123M -rw-r--r--. 1 root root 123M Feb 19 00:00 example_2026-02-19-00-00-01.enc
[+] Uploading backup files to S3 bucket: my-database-backups-bucket
upload: backups/example_2026-02-19-00-00-01.enc to s3://my-database-backups-bucket/example_2026-02-19-00-00-01.enc

Likewise, the file will be present inside the s3 bucket if listed using the awscli tool:

$ aws s3 ls s3://my-database-backups-bucket
...
2026-02-19 19:00:36   12345678 example_2026-02-19-00-00-01.enc

And just like that, future backups will work exactly the same, on a daily schedule.

Bonus: Backup Kafka topic

Using the building blocks laid out above, it’s also quite simple to set up a backup for small Kafka topics. An example script:

Input variables:

  • S3_BUCKET
  • KAFKA_BROKERS
  • AES_KEY
#!/bin/bash
set -euo pipefail
trap 'echo "[!] Error executing backup!"' ERR 

NOW=$(date +"%Y-%m-%d-%H-%M-%S")
mkdir /backups

echo "[+] Backing up topics..." 

TOPICS=(
    "_schemas"
    "Foo.bar.v1"
)

for topic in "${TOPICS[@]}"; do
    echo "[+] Backing up topic ${topic}..."
    backup_file_path="/backups/${topic}_${NOW}.enc"
    kcat -C -b "${KAFKA_BROKERS}" -t "${topic}" -e | \
    gpg --batch -c --passphrase "${AES_KEY}" - > ${backup_file_path}

    if [ ! -s "$backup_file_path" ]; then
        echo "[!] Error backing up. File is 0kb or does not exist"
        exit 1
    fi
done

echo "[+] List of backups:"
ls -lash /backups

echo "[+] Uploading backup files to S3 bucket: ${S3_BUCKET}"
aws s3 sync /backups/ s3://${S3_BUCKET}/

Be careful with Kafka - only backup topics this way that are relatively small and contain precious data.

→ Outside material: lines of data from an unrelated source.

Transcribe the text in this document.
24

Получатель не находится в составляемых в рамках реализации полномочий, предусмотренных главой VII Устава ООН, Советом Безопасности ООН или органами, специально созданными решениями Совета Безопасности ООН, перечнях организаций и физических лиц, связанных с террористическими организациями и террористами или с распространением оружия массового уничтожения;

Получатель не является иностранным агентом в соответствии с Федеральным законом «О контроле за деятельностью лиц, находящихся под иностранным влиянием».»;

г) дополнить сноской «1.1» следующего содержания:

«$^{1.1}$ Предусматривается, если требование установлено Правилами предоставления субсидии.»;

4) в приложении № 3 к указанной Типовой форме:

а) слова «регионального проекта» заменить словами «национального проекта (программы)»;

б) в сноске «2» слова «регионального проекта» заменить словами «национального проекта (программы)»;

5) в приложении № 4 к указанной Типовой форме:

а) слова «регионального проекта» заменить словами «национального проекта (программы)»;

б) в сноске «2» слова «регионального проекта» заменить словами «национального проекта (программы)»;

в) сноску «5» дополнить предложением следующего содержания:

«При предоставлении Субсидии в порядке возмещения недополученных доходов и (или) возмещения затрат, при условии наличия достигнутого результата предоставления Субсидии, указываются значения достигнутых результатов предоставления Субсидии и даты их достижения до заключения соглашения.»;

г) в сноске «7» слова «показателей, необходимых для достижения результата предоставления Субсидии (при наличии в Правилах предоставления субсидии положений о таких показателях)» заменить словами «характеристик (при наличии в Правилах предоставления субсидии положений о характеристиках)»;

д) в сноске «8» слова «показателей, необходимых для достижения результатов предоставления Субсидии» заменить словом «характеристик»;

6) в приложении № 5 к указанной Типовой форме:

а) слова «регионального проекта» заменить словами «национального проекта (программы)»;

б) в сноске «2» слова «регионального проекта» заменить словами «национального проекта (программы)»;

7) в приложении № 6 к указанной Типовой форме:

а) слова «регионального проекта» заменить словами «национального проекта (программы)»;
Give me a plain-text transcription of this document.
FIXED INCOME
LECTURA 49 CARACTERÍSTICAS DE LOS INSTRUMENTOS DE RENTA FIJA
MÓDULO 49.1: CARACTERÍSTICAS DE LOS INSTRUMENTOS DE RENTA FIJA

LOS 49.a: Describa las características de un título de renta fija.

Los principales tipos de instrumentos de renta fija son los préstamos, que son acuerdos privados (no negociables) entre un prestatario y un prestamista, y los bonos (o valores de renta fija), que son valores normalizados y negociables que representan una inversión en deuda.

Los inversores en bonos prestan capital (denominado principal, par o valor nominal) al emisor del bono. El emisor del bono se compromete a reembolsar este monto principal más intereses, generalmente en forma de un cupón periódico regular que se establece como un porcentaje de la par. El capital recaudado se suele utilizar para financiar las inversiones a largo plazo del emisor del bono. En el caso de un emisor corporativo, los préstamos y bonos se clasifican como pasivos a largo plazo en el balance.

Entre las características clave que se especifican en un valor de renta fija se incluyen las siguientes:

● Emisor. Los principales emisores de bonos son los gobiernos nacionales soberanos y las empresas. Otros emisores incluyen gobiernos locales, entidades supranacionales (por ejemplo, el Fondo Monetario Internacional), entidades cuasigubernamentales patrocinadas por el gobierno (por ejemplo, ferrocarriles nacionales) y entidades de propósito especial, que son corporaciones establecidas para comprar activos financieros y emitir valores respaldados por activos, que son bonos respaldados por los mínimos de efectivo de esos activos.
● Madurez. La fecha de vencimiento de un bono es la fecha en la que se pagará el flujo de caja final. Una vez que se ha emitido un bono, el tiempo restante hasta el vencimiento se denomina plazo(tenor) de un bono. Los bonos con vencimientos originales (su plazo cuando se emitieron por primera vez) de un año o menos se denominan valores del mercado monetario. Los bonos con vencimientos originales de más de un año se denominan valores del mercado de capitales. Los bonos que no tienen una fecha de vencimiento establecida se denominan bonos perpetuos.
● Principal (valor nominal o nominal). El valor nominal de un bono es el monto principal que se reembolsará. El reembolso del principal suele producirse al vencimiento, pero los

What happens when it goes wrong?

There are of course many potential failure modes for any backup system. Fortunately, this has some advantages over some traditional ways of executing a backup.

First, the Kubernetes scheduler will always ensure that the Job is run exactly once on its schedule, no matter how many nodes are running. And if it is interrupted, it will simply start over again reducing the chances of a partial backup run.

Another advantage is that the way failures are reported is consistent with the rest of the kubernetes metrics. Any issue during backup will cause an exit code >1, marking the Job as Failed, and hopefully sending an alert through your monitoring system! Instead of relying on email or slack webhooks, this ties in wonderfully with existing and trusted monitoring tech.

Logging is also a nice bonus - since everything goes through stdout, it will all get picked up by your log monitor and make discovery and troubleshooting a breeze.


All in all, it’s a quick and easy way to get a level of backups working without the fuss of a 3rd party service. All the pieces (probably) already exist, so adding this onto a cluster is basically free. And we love those types of easy wins, don’t we?